İlçe Tarihçesi

        Karasu 1316 ve 1360 yıllarına kadar, Bizanslıların elinde bulunmakta idi. 1326 yılında Sultan Orhan’ın uç beylerinden Konuralp komutasında Türk Osmanlı kuvvetleri Sakarya Bölgesi ile beraber Karasu’yu da Osmanlı topraklarına kattı.

        Karasu, Pazarsuyu namı ile Voyvodalık olarak 1888 yılına kadar İzmit Livası olarak Kastamonu Eyaleti’ne, daha sonra İzmit Livası olarak Hüdavendigâr Eyaleti’ne bağlanmıştır.

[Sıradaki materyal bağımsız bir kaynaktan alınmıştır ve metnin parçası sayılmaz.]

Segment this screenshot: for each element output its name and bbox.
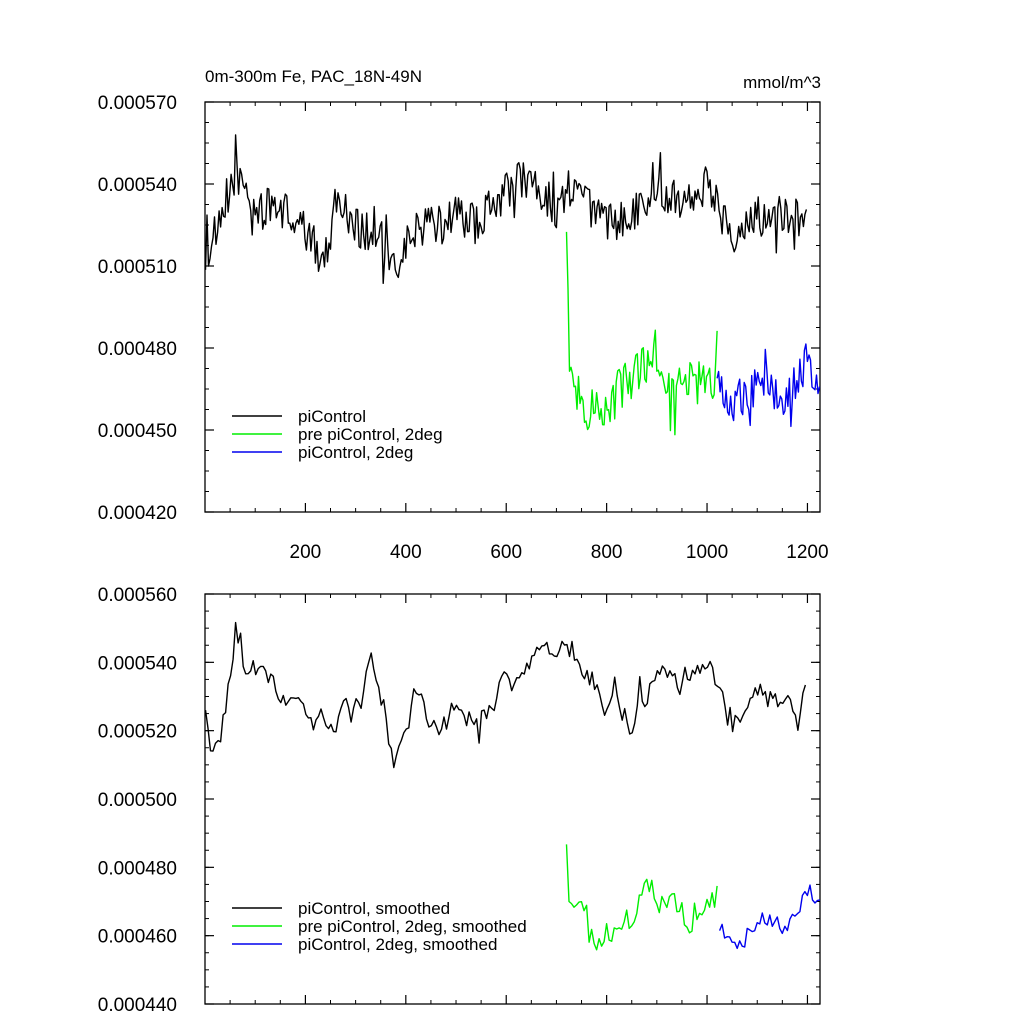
- y-tick-label: 0.000440: [98, 995, 177, 1016]
- x-tick-label: 800: [591, 542, 623, 563]
- series-line-1: [565, 231, 718, 436]
- series-layer: [204, 621, 821, 951]
- legend-label-1: pre piControl, 2deg: [298, 425, 443, 444]
- x-tick-label: 1000: [686, 542, 728, 563]
- y-tick-label: 0.000510: [98, 257, 177, 278]
- legend-label-0: piControl, smoothed: [298, 899, 450, 918]
- legend-label-0: piControl: [298, 407, 366, 426]
- series-line-2: [716, 343, 821, 428]
- series-line-1: [565, 844, 718, 951]
- x-tick-label: 600: [490, 542, 522, 563]
- panel-top: 0m-300m Fe, PAC_18N-49N mmol/m^3 0.00042…: [98, 67, 829, 563]
- y-tick-label: 0.000480: [98, 339, 177, 360]
- y-tick-label: 0.000540: [98, 653, 177, 674]
- x-tick-label: 1200: [786, 542, 828, 563]
- y-tick-label: 0.000570: [98, 93, 177, 114]
- series-line-0: [204, 134, 808, 284]
- y-tick-label: 0.000560: [98, 585, 177, 606]
- series-line-0: [204, 621, 807, 769]
- chart-title: 0m-300m Fe, PAC_18N-49N: [205, 67, 422, 86]
- y-tick-label: 0.000520: [98, 722, 177, 743]
- y-tick-label: 0.000420: [98, 503, 177, 524]
- series-layer: [204, 134, 821, 436]
- x-axis: 200 400 600 800 1000 1200: [229, 102, 829, 563]
- x-tick-label: 200: [290, 542, 322, 563]
- y-axis: 0.000440 0.000460 0.000480 0.000500 0.000520…: [98, 585, 820, 1016]
- y-axis: 0.000420 0.000450 0.000480 0.000510 0.000540…: [98, 93, 820, 524]
- legend-label-1: pre piControl, 2deg, smoothed: [298, 917, 527, 936]
- legend-label-2: piControl, 2deg, smoothed: [298, 935, 497, 954]
- units-label: mmol/m^3: [743, 73, 821, 92]
- y-tick-label: 0.000500: [98, 790, 177, 811]
- y-tick-label: 0.000460: [98, 927, 177, 948]
- y-tick-label: 0.000540: [98, 175, 177, 196]
- x-tick-label: 400: [390, 542, 422, 563]
- y-tick-label: 0.000450: [98, 421, 177, 442]
- y-tick-label: 0.000480: [98, 858, 177, 879]
- panel-bottom: 0.000440 0.000460 0.000480 0.000500 0.000520…: [98, 585, 821, 1016]
- series-line-2: [718, 884, 821, 950]
- x-axis: [229, 594, 809, 1004]
- legend-label-2: piControl, 2deg: [298, 443, 413, 462]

        Evliya Çelebi, meşhur Seyahatnamesi’nde Karasu’dan bahsederken “Bundan 300 sene evvel Karasu Köyü’de kurulmuştur. İzmit Sancağı’nın Kandıra Kazası’na bağlı bir kasabadır. Halkı çoğunlukla kömür taşımacılığı ve balıkçılık yapmaktadır” diye bahsetmektedir.

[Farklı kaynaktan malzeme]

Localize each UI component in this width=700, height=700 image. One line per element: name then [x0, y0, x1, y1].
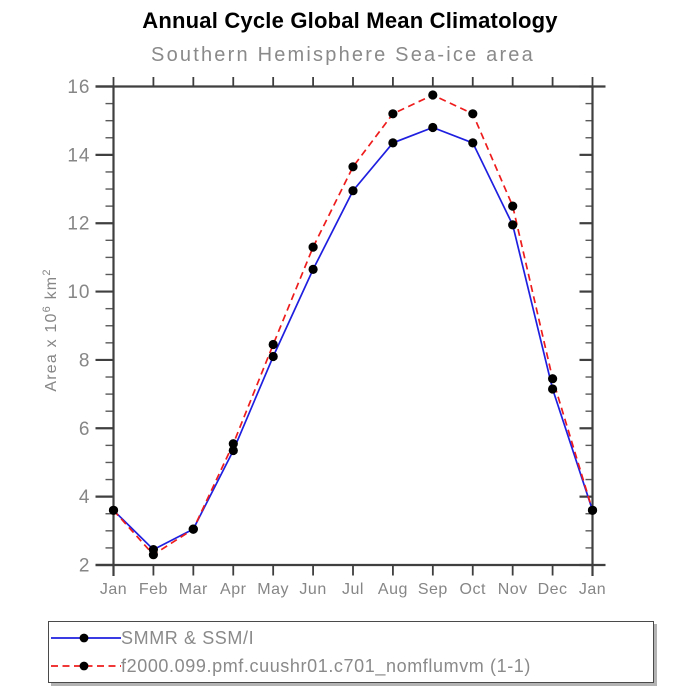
svg-text:Area x 106 km2: Area x 106 km2 [41, 268, 60, 391]
chart-subtitle: Southern Hemisphere Sea-ice area [151, 44, 535, 66]
svg-text:Jul: Jul [342, 581, 364, 598]
legend-line-swatch-solid [51, 629, 121, 647]
svg-text:Jun: Jun [299, 581, 326, 598]
svg-text:Oct: Oct [460, 581, 486, 598]
legend-label-smmr: SMMR & SSM/I [121, 627, 255, 648]
svg-text:Aug: Aug [378, 581, 408, 598]
svg-text:Feb: Feb [139, 581, 168, 598]
svg-text:Dec: Dec [538, 581, 568, 598]
legend-label-model: f2000.099.pmf.cuushr01.c701_nomflumvm (1… [121, 655, 531, 676]
svg-text:6: 6 [79, 419, 91, 440]
legend-line-swatch-dashed [51, 657, 121, 675]
svg-text:10: 10 [67, 282, 90, 303]
svg-text:14: 14 [67, 145, 90, 166]
svg-text:Mar: Mar [179, 581, 208, 598]
svg-text:2: 2 [79, 556, 91, 577]
svg-text:Nov: Nov [498, 581, 528, 598]
svg-text:Apr: Apr [220, 581, 247, 598]
svg-text:8: 8 [79, 350, 91, 371]
legend: SMMR & SSM/I f2000.099.pmf.cuushr01.c701… [48, 621, 654, 683]
chart-title: Annual Cycle Global Mean Climatology [142, 8, 558, 33]
svg-text:12: 12 [67, 214, 90, 235]
svg-text:Sep: Sep [418, 581, 448, 598]
svg-text:May: May [257, 581, 289, 598]
legend-item-smmr: SMMR & SSM/I [51, 624, 653, 652]
svg-text:16: 16 [67, 77, 90, 98]
svg-text:4: 4 [79, 487, 91, 508]
legend-item-model: f2000.099.pmf.cuushr01.c701_nomflumvm (1… [51, 652, 653, 680]
svg-text:Jan: Jan [100, 581, 127, 598]
svg-text:Jan: Jan [579, 581, 606, 598]
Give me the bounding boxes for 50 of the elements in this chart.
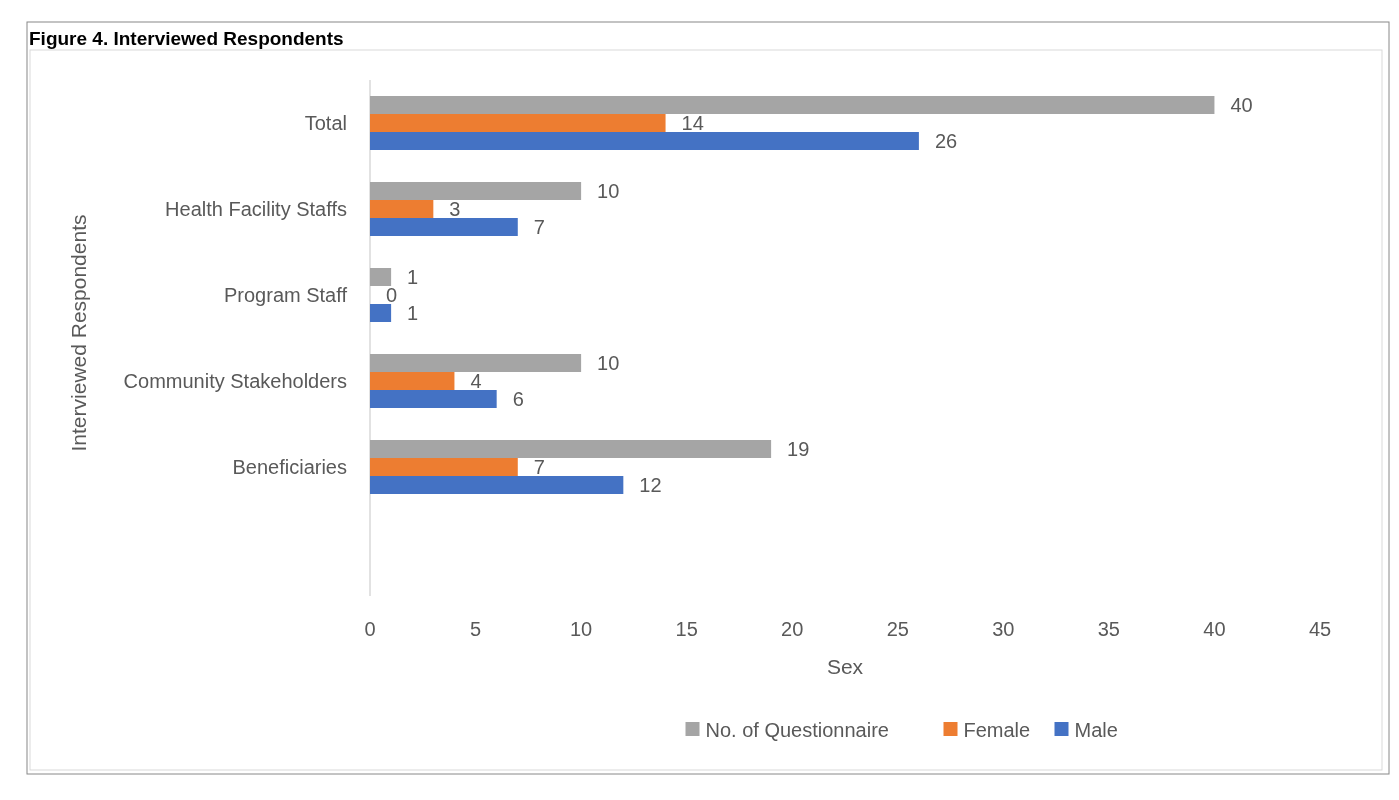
bar	[370, 182, 582, 200]
x-axis-title: Sex	[826, 655, 864, 678]
bar	[370, 476, 624, 494]
y-tick-label: Health Facility Staffs	[165, 198, 347, 220]
y-tick-label: Program Staff	[223, 284, 348, 306]
bar	[370, 132, 919, 150]
x-tick-label: 5	[469, 618, 482, 640]
text: Figure 4. Interviewed Respondents	[29, 28, 344, 49]
bar	[370, 96, 1215, 114]
data-label: 1	[407, 302, 419, 324]
data-label: 19	[787, 438, 810, 460]
data-label: 3	[449, 198, 461, 220]
legend-label: Female	[963, 719, 1031, 741]
bar	[370, 372, 455, 390]
x-tick-label: 15	[675, 618, 698, 640]
x-tick-label: 40	[1203, 618, 1226, 640]
y-axis-title: Interviewed Respondents	[67, 214, 90, 452]
bar	[370, 390, 497, 408]
x-tick-label: 25	[886, 618, 909, 640]
bar	[370, 458, 518, 476]
data-label: 0	[386, 284, 398, 306]
bar	[370, 200, 434, 218]
bar	[370, 268, 392, 286]
x-tick-label: 20	[781, 618, 804, 640]
x-tick-label: 30	[992, 618, 1015, 640]
data-label: 40	[1230, 94, 1253, 116]
y-tick-label: Beneficiaries	[232, 456, 347, 478]
data-label: 7	[533, 456, 545, 478]
data-label: 10	[597, 352, 620, 374]
data-label: 26	[934, 130, 958, 152]
bar	[370, 304, 392, 322]
legend-label: No. of Questionnaire	[705, 719, 889, 741]
y-tick-label: Total	[304, 112, 347, 134]
data-label: 4	[470, 370, 482, 392]
bar	[370, 114, 666, 132]
bar	[370, 440, 772, 458]
x-tick-label: 45	[1308, 618, 1332, 640]
bar	[370, 354, 582, 372]
data-label: 12	[639, 474, 662, 496]
y-tick-label: Community Stakeholders	[123, 370, 347, 392]
bar	[370, 218, 518, 236]
x-tick-label: 10	[569, 618, 593, 640]
data-label: 6	[512, 388, 524, 410]
data-label: 10	[597, 180, 620, 202]
legend-label: Male	[1074, 719, 1118, 741]
data-label: 1	[407, 266, 419, 288]
data-label: 14	[681, 112, 704, 134]
x-tick-label: 35	[1097, 618, 1121, 640]
data-label: 7	[533, 216, 545, 238]
x-tick-label: 0	[364, 618, 376, 640]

        Karasu’nun tarihi hakkında edinilen bilgiler genelde, rivayetlere dayanmaktadır. Karasu, Karasu Köyü’nün eski mezarlığının bulunduğu kısımda imiş. 1610-1615 yıllarında Evliya Çelebi buradan geçmiş. Seyahatnamesinde, Karasu ile Kerpe arasında (Kandıra civarında bir köy) sık ve gür ormanların olduğu, ormanlar arasından geçerken büyük bir mezarlıktan geçtiğini, mezarlık civarında dış budak ağaçlarının bulunduğunu belirtmektedir. Belirttiği sık ormanlık arasındaki mezarlık, Karasu Mezarlığı’dır.

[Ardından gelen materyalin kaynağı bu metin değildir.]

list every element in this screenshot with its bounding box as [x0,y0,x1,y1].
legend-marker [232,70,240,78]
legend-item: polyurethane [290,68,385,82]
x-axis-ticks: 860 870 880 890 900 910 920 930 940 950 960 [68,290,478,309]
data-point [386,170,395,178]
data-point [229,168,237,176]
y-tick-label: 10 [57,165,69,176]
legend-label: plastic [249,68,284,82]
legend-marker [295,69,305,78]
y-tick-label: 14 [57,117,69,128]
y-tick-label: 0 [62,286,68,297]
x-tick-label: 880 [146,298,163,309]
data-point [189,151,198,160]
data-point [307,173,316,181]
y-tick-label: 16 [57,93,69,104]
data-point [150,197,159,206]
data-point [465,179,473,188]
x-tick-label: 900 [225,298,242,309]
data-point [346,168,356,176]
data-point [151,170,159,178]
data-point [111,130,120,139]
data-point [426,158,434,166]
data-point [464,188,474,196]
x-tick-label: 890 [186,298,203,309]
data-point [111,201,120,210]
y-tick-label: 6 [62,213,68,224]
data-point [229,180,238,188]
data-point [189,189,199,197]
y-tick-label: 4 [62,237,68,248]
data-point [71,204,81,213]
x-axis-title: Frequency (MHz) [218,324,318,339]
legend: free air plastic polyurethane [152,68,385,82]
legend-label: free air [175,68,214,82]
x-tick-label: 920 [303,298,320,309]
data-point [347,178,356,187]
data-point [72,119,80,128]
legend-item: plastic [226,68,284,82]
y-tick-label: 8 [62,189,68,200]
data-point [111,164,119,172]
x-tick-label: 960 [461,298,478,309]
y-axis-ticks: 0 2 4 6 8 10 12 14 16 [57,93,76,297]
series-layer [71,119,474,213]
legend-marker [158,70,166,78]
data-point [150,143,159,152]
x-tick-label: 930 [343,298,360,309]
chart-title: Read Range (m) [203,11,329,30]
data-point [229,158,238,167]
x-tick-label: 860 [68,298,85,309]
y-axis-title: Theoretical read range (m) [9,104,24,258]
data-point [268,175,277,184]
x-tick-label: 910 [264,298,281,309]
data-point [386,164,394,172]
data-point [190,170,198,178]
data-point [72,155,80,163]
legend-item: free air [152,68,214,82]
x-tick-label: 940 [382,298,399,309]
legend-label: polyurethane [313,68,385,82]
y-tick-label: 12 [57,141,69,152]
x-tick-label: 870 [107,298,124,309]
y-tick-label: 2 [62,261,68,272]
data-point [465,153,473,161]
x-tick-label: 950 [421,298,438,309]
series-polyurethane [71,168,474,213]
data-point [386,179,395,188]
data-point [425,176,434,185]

        Karasu halkı eskiden geçimlerini sağlamak için, iki yerde oturmaktaymış; verimli topraklardan yararlanmak için, çiftçilik yapmaya elverişi toprağa sahip olan bugünkü Karasu Köyü’nün bulunduğu yerde yaz aylarında, su ürünlerinden yararlanmak üzere, Küçükboğaz Gölü kıyısındaki Cennet Mahallesi’nin bulunduğu yerde de kış aylarında oturmaktaymış Kış aylarında balıkçılık yapmak üzere kaldıkları Küçükboğaz Gölü kıyısı, yaz aylarında bataklık olmakta, sıtma ve kolera hastalıkları halkı perişan etmekteymiş Bu nedenle halkın bu hastalıklardan korunmak için kışlık Karasu’dan tamamen yazlık Karasu’ya taşındığı söylenmektedir. Bir diğer rivayet ise şöyledir; Karasu’ya yolcu olarak bir ihtiyar uğrar. Köyde ayak üstü sohbet eden topluluğa doğru yürüyüp aç olduğunu bildirir ve yiyecek ister. Topluluktan kulak veren olmaz. İhtiyar yüksek sesle tekrar ister. Orada bulunanlar yiyecek vermek istemedikleri gibi bir de alay ederler. İhtiyar yalvarır ama aralarından biri hakaret edip ihtiyarı kovar. İhtiyar, bu adama kızgın bir eda ile bakınca, adam silahına sarılır. İhtiyar da, beddua okuyarak Küçükboğaz Gölü’ne doğru yürür. İhtiyarın, göl üzerinde yürüyerek ormana doğru gittiği görülür. Bu olaydan çok geçmeden, kışlık Karasu’da sıtma salgını görülür. Hastalık çabuk yayılır ve hastalığa çare bulunamaz. Sağ kalanlar da yazlık Karasu’ya taşınırlar.Karasu, hastalık yüzünden küçüldükten sonra, önce Sapanca Bucağı’na, sonra Kandıra’ ya, oradan da Adapazarı’na bağlanmıştır.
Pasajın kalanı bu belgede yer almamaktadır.